Le psychodrame à l’attention d’alcooliques

Si l’on admet que les brumes de l’alcool diluent toujours plus le flou identitaire et relationnel et incite à fuir encore davantage ses responsabilités, alors le psychodrame permet d’explorer et d’apprivoiser cette complexité.
L’alcool renforce la sensation de vivre dans un monde fusionnel et donne l’impression d’avoir le « courage » d’affronter les affres de la vie. Cependant, les lendemains d’ivresse qui déchantent font ressurgir un monde encore plus insaisissable, donc plus angoissant et dans la mesure où l’on se sent incapable d’y faire face – plus culpabilisant.
Le cercle vicieux de l’addiction s’installe, entraînant la détérioration des liens affectifs, sociaux et professionnels. L’approche thérapeutique s’avère délicate, l’alcoolique oscillant entre régression fusionnelle, exhibitionnisme et rationalisme. Les psychothérapies classiques (face-à-face, psychanalyse) sont dès lors vécues comme trop frustrantes.
Le psychodrame en groupe fonctionne comme une alternative prudente et propose de travailler les décalages entre les images négatives ou mal définies de soi et celles, plus positives, renvoyées par les autres membres du groupe.
Il est possible, grâce à une approche « totale » (parole, corps, action) de désaliéner le discours, c’est-à-dire de restaurer son image, qui sera négociée entre la perception de soi et celle du groupe. Quitter une pseudo-identité afin de pouvoir renouer avec la réalité. Chaque thème travaillé dans le groupe est rassembleur, dans la mesure où les problématiques alcooliques sont relativement proches. Le travail par le psychodrame mobilise ce qui échappe à la symbolisation chez chaque participant.

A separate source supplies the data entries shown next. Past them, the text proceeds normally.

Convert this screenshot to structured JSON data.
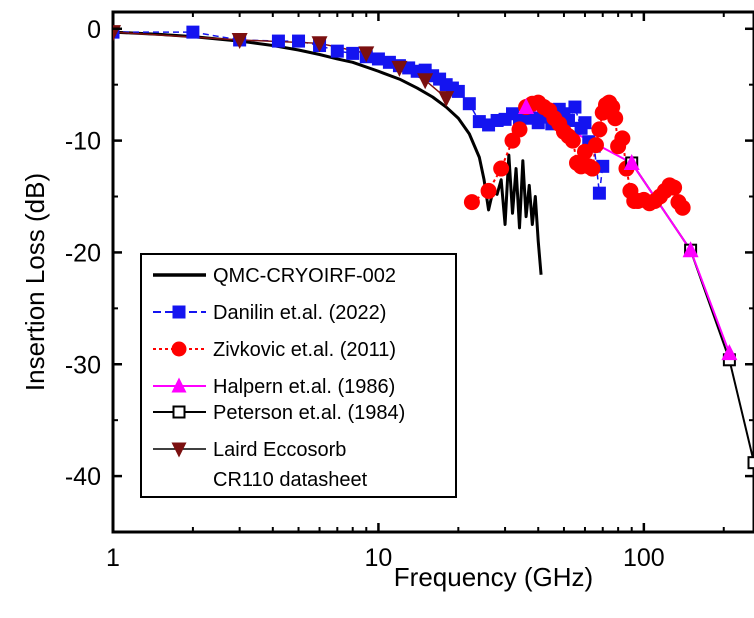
{
  "chart_data": {
    "type": "scatter",
    "xlabel": "Frequency (GHz)",
    "ylabel": "Insertion Loss (dB)",
    "xscale": "log",
    "xlim": [
      1,
      260
    ],
    "ylim": [
      -45,
      1.5
    ],
    "xticks": [
      1,
      10,
      100
    ],
    "xtick_labels": [
      "1",
      "10",
      "100"
    ],
    "yticks": [
      0,
      -10,
      -20,
      -30,
      -40
    ],
    "ytick_labels": [
      "0",
      "-10",
      "-20",
      "-30",
      "-40"
    ],
    "grid": false,
    "legend_position": "bottom-left",
    "series": [
      {
        "name": "QMC-CRYOIRF-002",
        "style": "line",
        "color": "#000000",
        "x": [
          1,
          1.5,
          2,
          3,
          4,
          5,
          6,
          7,
          8,
          10,
          12,
          14,
          16,
          18,
          20,
          22,
          24,
          25,
          26,
          27,
          28,
          29,
          30,
          31,
          32,
          33,
          34,
          35,
          36,
          37,
          38,
          39,
          40,
          41
        ],
        "y": [
          -0.3,
          -0.5,
          -0.7,
          -1.1,
          -1.5,
          -1.9,
          -2.3,
          -2.7,
          -3.0,
          -3.8,
          -4.5,
          -5.3,
          -6.1,
          -7.0,
          -8.0,
          -9.4,
          -11.5,
          -13.5,
          -16.2,
          -14.5,
          -14.8,
          -13.5,
          -17.5,
          -11.3,
          -16.5,
          -12.5,
          -17.8,
          -11.8,
          -16.8,
          -14.0,
          -17.5,
          -15.0,
          -19.0,
          -22.0
        ]
      },
      {
        "name": "Danilin et.al. (2022)",
        "marker": "square",
        "color": "#1414f0",
        "x": [
          1,
          2,
          3,
          4.2,
          5,
          6,
          7,
          8,
          9,
          10,
          11,
          12,
          13,
          14,
          15,
          16,
          17,
          18,
          19,
          20,
          22,
          24,
          26,
          28,
          30,
          32,
          34,
          36,
          38,
          40,
          42,
          45,
          48,
          50,
          52,
          55,
          58,
          60,
          62,
          65,
          68,
          70
        ],
        "y": [
          -0.3,
          -0.3,
          -1.0,
          -1.1,
          -1.1,
          -1.5,
          -2.0,
          -2.2,
          -2.5,
          -2.7,
          -3.0,
          -3.3,
          -3.5,
          -3.8,
          -3.7,
          -4.2,
          -4.5,
          -5.0,
          -5.3,
          -5.6,
          -6.7,
          -8.3,
          -8.6,
          -8.2,
          -8.1,
          -7.6,
          -8.0,
          -7.5,
          -8.0,
          -8.4,
          -7.9,
          -8.5,
          -7.2,
          -7.6,
          -8.2,
          -7.0,
          -8.9,
          -8.4,
          -10.1,
          -10.5,
          -14.7,
          -12.3
        ]
      },
      {
        "name": "Zivkovic et.al. (2011)",
        "marker": "circle",
        "color": "#ff0000",
        "x": [
          22.5,
          26,
          29,
          32,
          34,
          36,
          38,
          40,
          42,
          44,
          46,
          48,
          50,
          52,
          54,
          56,
          58,
          60,
          62,
          64,
          66,
          68,
          70,
          72,
          74,
          76,
          78,
          80,
          83,
          86,
          89,
          92,
          95,
          100,
          105,
          110,
          115,
          120,
          125,
          130,
          135,
          140
        ],
        "y": [
          -15.5,
          -14.5,
          -12.5,
          -10.0,
          -9.0,
          -7.0,
          -6.7,
          -6.6,
          -7.0,
          -7.3,
          -8.0,
          -8.5,
          -9.2,
          -9.6,
          -10.0,
          -12.0,
          -12.3,
          -11.0,
          -12.3,
          -12.5,
          -10.4,
          -9.0,
          -7.5,
          -6.8,
          -6.6,
          -7.0,
          -8.0,
          -10.5,
          -9.8,
          -12.5,
          -14.5,
          -15.4,
          -15.4,
          -15.3,
          -15.6,
          -15.4,
          -15.0,
          -14.5,
          -14.0,
          -14.2,
          -15.5,
          -16.0
        ]
      },
      {
        "name": "Halpern et.al. (1986)",
        "marker": "triangle",
        "color": "#ff00ff",
        "x": [
          36,
          90,
          150,
          210
        ],
        "y": [
          -7.0,
          -12.0,
          -19.8,
          -29.0
        ]
      },
      {
        "name": "Peterson et.al. (1984)",
        "marker": "open-square",
        "color": "#000000",
        "x": [
          90,
          150,
          210,
          260
        ],
        "y": [
          -12.0,
          -19.8,
          -29.6,
          -38.8
        ]
      },
      {
        "name": "Laird Eccosorb",
        "name_line2": "CR110 datasheet",
        "marker": "triangle-down",
        "color": "#7b1010",
        "x": [
          1,
          3,
          6,
          9,
          12,
          15,
          18
        ],
        "y": [
          -0.3,
          -1.0,
          -1.3,
          -2.2,
          -3.5,
          -4.6,
          -6.2
        ]
      }
    ]
  }
}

Il est souvent plus facile de repérer chez d’autres membres du groupe ce que l’on refuse de reconnaître en soi. Jouer au service du protagoniste augmente l’estime de soi et pave la voie vers l’acceptation d’une prise de responsabilités.
Ainsi, le travail de groupe satisfait un besoin fondamental de fusion chez l’alcoolique, mais les règles rigoureuses qui encadrent le psychodrame permettent d’aborder l’authentique, la limite et la prise de responsabilités.